Meghan and I were talking about some of the sales that we’d been to over the years and how sometimes there seems to be a theme for the day. Maybe you see the same book at five different sales. Or maybe there is an abundance of velvet everywhere you go. Or maybe it’s the day that the whole city has decided to get rid of their ice cream makers.
Way back in 2001 we had a day where there was a definite theme: monkeys. We came across tons of monkey items, everything from kitschy ceramic monkeys (some of which I purchased) to a book about … The Monkees. We drove past a sign reading “Free Dirt — and Free Monkey with every load!” And then I found a homemade mixed tape in a box of cassettes called “Spankin’ the Funky Spunk Munky.”
Obviously I had to buy it, based purely on the name alone. I was extra-intrigued by the custom paint job on the cassette itself. I popped into Meghan’s car stereo and it actually turned out to be good, with tracks from the Bar-Kays, James Brown, Stevie Wonder, Hugo Montenegro, Barry White, and much more. There were also some funny spoken interludes like movie dialogue and weird cigarette commercials. This tape became our official yard sale theme tape and we played it at least once every single Saturday, until Meghan got a new car without a cassette player and the Funky Spunk Munky era came to a close.
I have to give respect to Meghan’s amazing sale memory, because she remembered that this was the same day that we went to a sale hosted by a wacky girl with a ton of crazy vintage and oddball stuff spread over her front lawn. Parked out front of her house was a scooter with a glittery sign reading “Funky Bunny’s Sparkle Shack.” She was about to move to L.A., which seemed entirely appropriate. I remember spending quite a lot of time looking through her stuff and chatting, and I’m sure I bought something, but I can’t remember what it was. Meghan purchased a stunning disco-themed lunchbox, which came with the original thermos … filled with booze. Nice! (I asked if she ever drank it, but she said no.)

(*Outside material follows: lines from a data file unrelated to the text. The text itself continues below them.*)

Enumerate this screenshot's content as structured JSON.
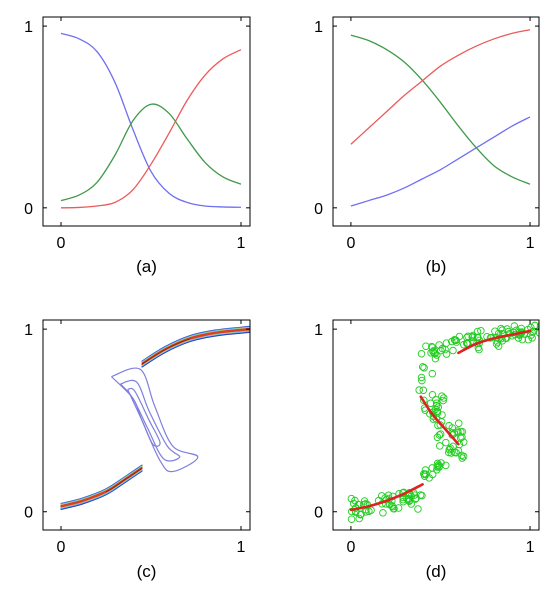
{
  "chart_data": [
    {
      "panel": "(a)",
      "type": "line",
      "xlim": [
        -0.1,
        1.05
      ],
      "ylim": [
        -0.1,
        1.05
      ],
      "xticks": [
        "0",
        "1"
      ],
      "yticks": [
        "0",
        "1"
      ],
      "caption": "(a)",
      "series": [
        {
          "color": "#6f6ff2",
          "x": [
            0,
            0.1,
            0.2,
            0.3,
            0.4,
            0.5,
            0.6,
            0.7,
            0.8,
            0.9,
            1
          ],
          "y": [
            0.96,
            0.93,
            0.86,
            0.69,
            0.43,
            0.2,
            0.08,
            0.03,
            0.01,
            0.005,
            0.003
          ]
        },
        {
          "color": "#3f9a4a",
          "x": [
            0,
            0.1,
            0.2,
            0.3,
            0.4,
            0.5,
            0.6,
            0.7,
            0.8,
            0.9,
            1
          ],
          "y": [
            0.04,
            0.07,
            0.14,
            0.29,
            0.48,
            0.57,
            0.52,
            0.38,
            0.25,
            0.17,
            0.13
          ]
        },
        {
          "color": "#ec5a5a",
          "x": [
            0,
            0.1,
            0.2,
            0.3,
            0.4,
            0.5,
            0.6,
            0.7,
            0.8,
            0.9,
            1
          ],
          "y": [
            0.0,
            0.002,
            0.01,
            0.03,
            0.1,
            0.24,
            0.41,
            0.59,
            0.73,
            0.82,
            0.87
          ]
        }
      ]
    },
    {
      "panel": "(b)",
      "type": "line",
      "xlim": [
        -0.1,
        1.05
      ],
      "ylim": [
        -0.1,
        1.05
      ],
      "xticks": [
        "0",
        "1"
      ],
      "yticks": [
        "0",
        "1"
      ],
      "caption": "(b)",
      "series": [
        {
          "color": "#6f6ff2",
          "x": [
            0,
            0.1,
            0.2,
            0.3,
            0.4,
            0.5,
            0.6,
            0.7,
            0.8,
            0.9,
            1
          ],
          "y": [
            0.01,
            0.04,
            0.07,
            0.11,
            0.16,
            0.21,
            0.27,
            0.33,
            0.39,
            0.45,
            0.5
          ]
        },
        {
          "color": "#3f9a4a",
          "x": [
            0,
            0.1,
            0.2,
            0.3,
            0.4,
            0.5,
            0.6,
            0.7,
            0.8,
            0.9,
            1
          ],
          "y": [
            0.95,
            0.92,
            0.87,
            0.8,
            0.7,
            0.58,
            0.45,
            0.33,
            0.23,
            0.17,
            0.13
          ]
        },
        {
          "color": "#ec5a5a",
          "x": [
            0,
            0.1,
            0.2,
            0.3,
            0.4,
            0.5,
            0.6,
            0.7,
            0.8,
            0.9,
            1
          ],
          "y": [
            0.35,
            0.44,
            0.53,
            0.62,
            0.7,
            0.78,
            0.84,
            0.89,
            0.93,
            0.96,
            0.98
          ]
        }
      ]
    },
    {
      "panel": "(c)",
      "type": "contour",
      "xlim": [
        -0.1,
        1.05
      ],
      "ylim": [
        -0.1,
        1.05
      ],
      "xticks": [
        "0",
        "1"
      ],
      "yticks": [
        "0",
        "1"
      ],
      "caption": "(c)",
      "palette": [
        "#1f2bb4",
        "#2f4fd0",
        "#3b78e6",
        "#4fb0f0",
        "#7ad7ec",
        "#c8d66a",
        "#e79a3c",
        "#d6402a",
        "#8a1e14"
      ],
      "middle_contour_color": "#7f7fe0"
    },
    {
      "panel": "(d)",
      "type": "scatter",
      "xlim": [
        -0.1,
        1.05
      ],
      "ylim": [
        -0.1,
        1.05
      ],
      "xticks": [
        "0",
        "1"
      ],
      "yticks": [
        "0",
        "1"
      ],
      "caption": "(d)",
      "point_color": "#22cc22",
      "line_color": "#dd2222",
      "segments": [
        {
          "x": [
            0.0,
            0.1,
            0.2,
            0.3,
            0.4
          ],
          "y": [
            0.01,
            0.03,
            0.06,
            0.1,
            0.15
          ]
        },
        {
          "x": [
            0.39,
            0.45,
            0.52,
            0.6
          ],
          "y": [
            0.63,
            0.54,
            0.46,
            0.37
          ]
        },
        {
          "x": [
            0.6,
            0.7,
            0.8,
            0.9,
            1.0
          ],
          "y": [
            0.87,
            0.92,
            0.95,
            0.97,
            0.99
          ]
        }
      ]
    }
  ]
}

I was pleasantly surprised to discover that we aren’t the only ones who remember this sale. This article from 2002 describes a local historian who spent some time going to yard sales and filming sellers as they parted with their junk:
Over the past three years, Dorpat has trolled Seattle’s weekend yard sales in search of bad art pieces and the people to share the stories behind them. He rolls his video camera to capture the precise moment the seller makes the release. The “Forsaken Art Project” is another of Dorpat’s projects in a life’s worth of projects.
And wouldn’t you know it, one of the sellers he filmed was the Funky Bunny herself!
I can’t find any more info about this project (is there some kind of curse on yard-sale-related movies that prevents me from being actually able to see any of them?), but it sounds completely fascinating. And it would be a bonus to get to revisit a sale we actually went to. In fact, now that I think about it, with all of the sales we were going to around then … I wouldn’t be surprised if Meghan and I recognized more than a few of the sales he filmed. Maybe some day I will get to find out!